Istri Bekerja di Luar Rumah, Berbagi Peran dengan Suami Itu Penting

Fimela diperbarui 23 Agu 2018, 13:45 WIB

Setelah menikah, suami istri memang harus bisa berbagi peran dengan baik. Berbagi peran tanpa menakar atau menghitung-hitung pengorbanan siapa yang lebih besar. Seperti kisah sahabat Vemale yang diikutsertakan dalam Lomba Kisah Pahlawan dalam Hidupmu ini.

***

Impian setiap wanita selalu sama. Jika ada yang berbeda, pastilah ujungnya sama juga. Menikah dan memiliki keluarga yang bahagia. Gambaran keluarga ideal seperti dalam iklan susu atau sereal pasti terpatri dalam benak Anda, para wanita. Termasuk saya. Suami dengan karier bagus (pegawai kantoran), anak-anak yang lucu dan cerdas, dan kita, menjadi istri serta ibu yang serba bisa.

Namun hidup bukanlah iklan susu atau sereal. Kita tidak akan pernah menyangka siapa jodoh kita dan bagaimana nasib keluarga kita. Di keluarga kami, saya lah yang menjadi tulang punggung dengan bekerja di luar rumah. Kebetulan sejak sebelum menikah, saya sudah diterima bekerja di sebuah media elektronik yang bagus dengan nilai gaji yang lumayan. Sementara suami, karena faktor latar belakang pendidikan, agak sulit memperoleh pekerjaan di luar. Sehingga memutuskan membuka bengkel kecil-kecilan di kontrakan kami.



Awalnya kehidupan rumah tangga baik-baik saja bagi kami. Saya dan suami tidak mempermasalahkan siapa yang bekerja di luar atau di rumah. Namun ketika anak pertama lahir, perdebatan kecil kadang-kadang terjadi. Bagaimana caranya mengurus anak sambil tetap bisa bekerja, memang tidak berjalan mudah. Terutama bagi suami yang seharusnya mencari nafkah dan menjadi tulang punggung keluarga. Namun karena beberapa faktor, saya lah yang akhirnya mengambil peran itu. Sementara dia menggantikan tugas saya selama saya bekerja. Memandikan, membuatkan susu, menyuapi anak. Bahkan menidurkan jika saya mendapat jadwal masuk malam. Tidak ada yang mudah. Baik bagi suami maupun saya yang sudah terbiasa bekerja.

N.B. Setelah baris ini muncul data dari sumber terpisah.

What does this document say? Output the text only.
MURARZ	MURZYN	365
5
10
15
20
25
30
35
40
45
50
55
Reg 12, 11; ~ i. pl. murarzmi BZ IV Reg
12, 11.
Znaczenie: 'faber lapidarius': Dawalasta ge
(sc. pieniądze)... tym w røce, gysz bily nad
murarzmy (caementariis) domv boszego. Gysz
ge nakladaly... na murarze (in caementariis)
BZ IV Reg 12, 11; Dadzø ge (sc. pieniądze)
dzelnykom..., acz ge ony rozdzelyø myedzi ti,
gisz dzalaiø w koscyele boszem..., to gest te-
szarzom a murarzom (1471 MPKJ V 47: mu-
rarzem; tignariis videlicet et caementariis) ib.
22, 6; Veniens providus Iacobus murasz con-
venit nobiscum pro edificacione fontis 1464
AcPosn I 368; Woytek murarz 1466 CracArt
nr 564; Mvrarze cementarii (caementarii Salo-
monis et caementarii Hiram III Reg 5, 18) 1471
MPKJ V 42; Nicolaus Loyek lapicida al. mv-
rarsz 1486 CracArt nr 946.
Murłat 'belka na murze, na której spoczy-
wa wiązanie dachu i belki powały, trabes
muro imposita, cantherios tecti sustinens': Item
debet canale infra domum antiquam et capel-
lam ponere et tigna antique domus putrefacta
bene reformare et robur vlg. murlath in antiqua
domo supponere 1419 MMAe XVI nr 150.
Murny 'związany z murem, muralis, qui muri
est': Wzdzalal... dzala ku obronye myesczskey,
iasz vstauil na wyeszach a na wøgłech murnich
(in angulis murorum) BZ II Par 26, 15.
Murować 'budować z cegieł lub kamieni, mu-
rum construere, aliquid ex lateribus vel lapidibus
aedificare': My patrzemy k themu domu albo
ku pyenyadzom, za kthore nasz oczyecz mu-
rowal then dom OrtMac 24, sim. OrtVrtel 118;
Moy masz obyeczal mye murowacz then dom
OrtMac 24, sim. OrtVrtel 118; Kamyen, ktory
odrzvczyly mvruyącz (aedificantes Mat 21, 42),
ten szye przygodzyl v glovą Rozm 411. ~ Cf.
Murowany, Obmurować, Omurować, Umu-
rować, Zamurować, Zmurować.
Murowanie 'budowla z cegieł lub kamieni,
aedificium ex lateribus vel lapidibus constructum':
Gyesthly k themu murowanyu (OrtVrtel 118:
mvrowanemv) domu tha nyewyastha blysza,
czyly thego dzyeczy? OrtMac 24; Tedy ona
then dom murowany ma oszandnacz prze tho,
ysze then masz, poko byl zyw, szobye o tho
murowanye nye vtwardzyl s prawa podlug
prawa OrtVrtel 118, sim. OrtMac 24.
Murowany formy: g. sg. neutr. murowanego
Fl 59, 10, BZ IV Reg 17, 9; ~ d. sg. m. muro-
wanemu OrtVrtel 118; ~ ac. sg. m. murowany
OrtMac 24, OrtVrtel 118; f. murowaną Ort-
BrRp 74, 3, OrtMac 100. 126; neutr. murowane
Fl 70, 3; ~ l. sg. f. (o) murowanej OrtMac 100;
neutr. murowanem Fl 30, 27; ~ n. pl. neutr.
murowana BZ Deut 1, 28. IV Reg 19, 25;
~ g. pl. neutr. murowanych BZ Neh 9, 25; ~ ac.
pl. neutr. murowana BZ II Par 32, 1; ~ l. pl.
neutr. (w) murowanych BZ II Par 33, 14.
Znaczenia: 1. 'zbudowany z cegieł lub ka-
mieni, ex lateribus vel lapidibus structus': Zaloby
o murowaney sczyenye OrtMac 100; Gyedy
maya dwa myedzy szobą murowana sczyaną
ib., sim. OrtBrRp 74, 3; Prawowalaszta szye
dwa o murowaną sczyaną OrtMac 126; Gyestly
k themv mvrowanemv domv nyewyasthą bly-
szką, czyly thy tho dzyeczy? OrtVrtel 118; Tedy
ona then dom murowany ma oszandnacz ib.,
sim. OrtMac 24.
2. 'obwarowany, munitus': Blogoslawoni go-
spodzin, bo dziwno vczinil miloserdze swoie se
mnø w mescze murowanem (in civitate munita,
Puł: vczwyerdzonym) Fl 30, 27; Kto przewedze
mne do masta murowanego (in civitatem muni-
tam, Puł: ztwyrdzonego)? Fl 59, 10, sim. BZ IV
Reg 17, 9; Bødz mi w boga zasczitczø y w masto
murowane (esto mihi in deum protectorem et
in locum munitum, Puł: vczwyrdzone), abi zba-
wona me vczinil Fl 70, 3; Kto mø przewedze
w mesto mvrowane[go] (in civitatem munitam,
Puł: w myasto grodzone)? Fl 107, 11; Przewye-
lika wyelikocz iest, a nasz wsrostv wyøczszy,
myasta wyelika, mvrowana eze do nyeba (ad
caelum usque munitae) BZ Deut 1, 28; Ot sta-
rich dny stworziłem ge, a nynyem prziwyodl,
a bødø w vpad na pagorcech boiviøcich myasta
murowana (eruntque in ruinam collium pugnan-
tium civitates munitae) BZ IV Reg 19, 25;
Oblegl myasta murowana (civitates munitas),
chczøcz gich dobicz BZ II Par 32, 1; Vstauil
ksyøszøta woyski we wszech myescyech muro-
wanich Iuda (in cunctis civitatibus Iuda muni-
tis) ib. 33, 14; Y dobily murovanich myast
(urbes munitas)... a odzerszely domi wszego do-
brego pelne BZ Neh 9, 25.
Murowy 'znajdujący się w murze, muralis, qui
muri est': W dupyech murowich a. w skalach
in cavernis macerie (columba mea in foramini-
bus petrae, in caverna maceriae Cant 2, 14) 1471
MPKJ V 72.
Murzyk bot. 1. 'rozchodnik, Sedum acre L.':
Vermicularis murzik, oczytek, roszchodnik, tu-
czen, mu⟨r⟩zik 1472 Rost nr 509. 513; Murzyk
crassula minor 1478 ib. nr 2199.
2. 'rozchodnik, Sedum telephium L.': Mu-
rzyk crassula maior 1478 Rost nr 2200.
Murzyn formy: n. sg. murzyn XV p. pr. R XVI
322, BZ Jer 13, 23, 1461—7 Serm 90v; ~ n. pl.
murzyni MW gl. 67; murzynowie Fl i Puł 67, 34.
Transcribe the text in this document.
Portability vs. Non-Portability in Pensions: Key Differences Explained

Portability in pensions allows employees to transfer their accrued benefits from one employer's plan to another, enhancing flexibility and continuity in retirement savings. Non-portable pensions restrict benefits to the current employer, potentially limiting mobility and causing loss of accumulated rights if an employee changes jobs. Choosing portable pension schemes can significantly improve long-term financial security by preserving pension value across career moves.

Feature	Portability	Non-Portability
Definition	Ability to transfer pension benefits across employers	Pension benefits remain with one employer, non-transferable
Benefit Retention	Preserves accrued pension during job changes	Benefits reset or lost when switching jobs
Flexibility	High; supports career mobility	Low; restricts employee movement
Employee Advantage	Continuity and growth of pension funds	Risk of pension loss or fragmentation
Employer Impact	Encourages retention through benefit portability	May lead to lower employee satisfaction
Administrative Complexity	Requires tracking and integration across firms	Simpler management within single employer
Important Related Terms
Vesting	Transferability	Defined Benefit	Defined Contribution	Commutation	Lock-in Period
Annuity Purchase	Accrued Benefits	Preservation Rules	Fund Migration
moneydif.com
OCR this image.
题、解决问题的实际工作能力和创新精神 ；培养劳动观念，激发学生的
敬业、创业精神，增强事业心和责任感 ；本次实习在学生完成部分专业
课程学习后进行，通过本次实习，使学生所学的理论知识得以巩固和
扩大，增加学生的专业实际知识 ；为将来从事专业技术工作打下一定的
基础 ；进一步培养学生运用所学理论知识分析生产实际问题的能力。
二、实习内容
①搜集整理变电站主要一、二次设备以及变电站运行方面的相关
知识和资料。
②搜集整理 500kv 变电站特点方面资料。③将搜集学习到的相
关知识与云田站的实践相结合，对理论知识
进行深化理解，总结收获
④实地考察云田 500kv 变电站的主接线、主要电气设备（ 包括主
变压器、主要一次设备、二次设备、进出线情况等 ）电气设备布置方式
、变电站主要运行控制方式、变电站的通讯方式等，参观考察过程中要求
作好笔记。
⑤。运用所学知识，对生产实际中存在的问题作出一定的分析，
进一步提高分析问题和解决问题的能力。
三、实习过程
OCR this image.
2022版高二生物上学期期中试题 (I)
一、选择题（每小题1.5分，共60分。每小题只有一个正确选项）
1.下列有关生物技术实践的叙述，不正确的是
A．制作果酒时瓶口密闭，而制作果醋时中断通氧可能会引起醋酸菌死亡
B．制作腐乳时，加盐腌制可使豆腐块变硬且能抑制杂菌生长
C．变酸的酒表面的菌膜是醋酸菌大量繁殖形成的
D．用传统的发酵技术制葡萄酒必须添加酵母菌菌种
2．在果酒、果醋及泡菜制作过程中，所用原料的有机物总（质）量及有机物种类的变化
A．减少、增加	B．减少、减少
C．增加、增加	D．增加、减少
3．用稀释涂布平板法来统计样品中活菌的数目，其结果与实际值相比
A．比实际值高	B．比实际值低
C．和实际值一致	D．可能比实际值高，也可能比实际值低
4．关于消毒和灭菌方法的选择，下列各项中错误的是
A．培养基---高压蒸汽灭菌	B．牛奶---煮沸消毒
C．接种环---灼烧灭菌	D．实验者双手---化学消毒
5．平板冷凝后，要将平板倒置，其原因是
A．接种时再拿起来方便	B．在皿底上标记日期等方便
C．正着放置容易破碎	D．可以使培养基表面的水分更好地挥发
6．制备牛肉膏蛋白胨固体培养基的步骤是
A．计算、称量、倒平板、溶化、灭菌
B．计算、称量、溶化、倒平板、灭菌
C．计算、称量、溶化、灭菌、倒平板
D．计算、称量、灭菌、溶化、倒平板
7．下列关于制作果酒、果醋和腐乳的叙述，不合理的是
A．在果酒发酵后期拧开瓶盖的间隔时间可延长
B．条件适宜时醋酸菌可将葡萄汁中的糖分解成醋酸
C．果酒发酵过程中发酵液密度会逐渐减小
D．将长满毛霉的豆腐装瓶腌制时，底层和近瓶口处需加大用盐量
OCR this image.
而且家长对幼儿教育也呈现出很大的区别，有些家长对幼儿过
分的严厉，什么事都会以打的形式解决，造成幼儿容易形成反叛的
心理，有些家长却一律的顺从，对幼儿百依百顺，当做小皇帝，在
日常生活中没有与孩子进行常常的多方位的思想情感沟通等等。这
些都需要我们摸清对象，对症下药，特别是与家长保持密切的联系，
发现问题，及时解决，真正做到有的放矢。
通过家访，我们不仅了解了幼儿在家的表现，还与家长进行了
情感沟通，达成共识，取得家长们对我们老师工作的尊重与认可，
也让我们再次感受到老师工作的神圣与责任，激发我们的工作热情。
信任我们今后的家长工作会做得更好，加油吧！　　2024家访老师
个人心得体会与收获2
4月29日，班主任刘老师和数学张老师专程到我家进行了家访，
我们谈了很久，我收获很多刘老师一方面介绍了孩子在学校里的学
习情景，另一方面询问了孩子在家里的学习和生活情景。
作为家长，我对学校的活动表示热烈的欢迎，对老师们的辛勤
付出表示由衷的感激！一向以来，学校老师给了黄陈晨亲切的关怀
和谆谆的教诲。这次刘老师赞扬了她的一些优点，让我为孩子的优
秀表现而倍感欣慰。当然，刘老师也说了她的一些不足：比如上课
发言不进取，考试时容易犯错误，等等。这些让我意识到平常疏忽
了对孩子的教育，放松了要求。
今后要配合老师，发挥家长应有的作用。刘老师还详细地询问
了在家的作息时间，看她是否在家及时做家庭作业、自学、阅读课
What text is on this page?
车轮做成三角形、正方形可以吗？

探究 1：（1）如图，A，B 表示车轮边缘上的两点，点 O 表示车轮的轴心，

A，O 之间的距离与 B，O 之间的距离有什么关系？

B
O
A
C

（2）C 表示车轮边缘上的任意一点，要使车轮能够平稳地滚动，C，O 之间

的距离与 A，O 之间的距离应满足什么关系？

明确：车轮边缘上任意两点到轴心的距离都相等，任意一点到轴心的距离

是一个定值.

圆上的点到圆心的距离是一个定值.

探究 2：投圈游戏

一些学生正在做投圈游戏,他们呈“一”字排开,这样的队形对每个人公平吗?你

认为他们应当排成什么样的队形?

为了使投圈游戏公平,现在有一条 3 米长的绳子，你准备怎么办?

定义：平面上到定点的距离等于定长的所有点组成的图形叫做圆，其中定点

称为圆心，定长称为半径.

Suami saya bukan orang yang kagok dalam mengurus anak. Dia terbiasa mengasuh adik-adiknya sewaktu remaja ketika ibu mertua disibukkan dengan kegiatan lain. Namun, mengasuh adik dengan anak sendiri adalah hal yang berbeda. Tak jarang tekanan dan godaan membuatnya tidak total dalam mengurus buah hati kami.



Saya amat sadar, peran yang kami lakukan saat ini tidak pernah terpikirkan sejak dulu. Namun inilah takdir. Inilah pengorbanan kami demi keluarga. Demi anak-anak kami. Mungkin banyak yang berpikir jika saya yang lebih banyak berkorban. Saya yang seorang istri tidak seharusnya menjadi tulang punggung keluarga. Namun saya kurang setuju. Tidak ada yang berkorban lebih besar di sini. Saya dan suami berusaha berbagi tugas dengan baik.

Kami sama-sama berkorban. Bukan dengan terpaksa. Kami berusaha melakukannya dengan ikhlas. Memang tidak jarang ada omongan-omongan yang kurang mengenakkan dari orang di sekitar kami. Tapi mengapa harus peduli? Kami lah yang menjalani. Kami yang berjuang untuk keluarga kami sendiri. Selama tidak ada yang salah. Tak perlu kami khawatir dengan omongan orang.



Namun jika boleh jujur, saya banyak berutang budi pada suami. Dia yang banyak berkorban bagi keluarga kecil kami. Dia lah sosok pahlawan bagi saya dan anak-anak. Memang suami tidak banyak menghujani kami dengan materi. Tapi cinta, perhatian, dan waktu selalu dia berikan tanpa batas. Bukan berarti suami tidak ingin seperti kepala keluarga yang lain. Baginya, menjalani apa yang saat ini sudah digariskan Tuhan lebih baik daripada menjadi sosok yang terlihat sempurna namun tidak memiliki arti apa-apa.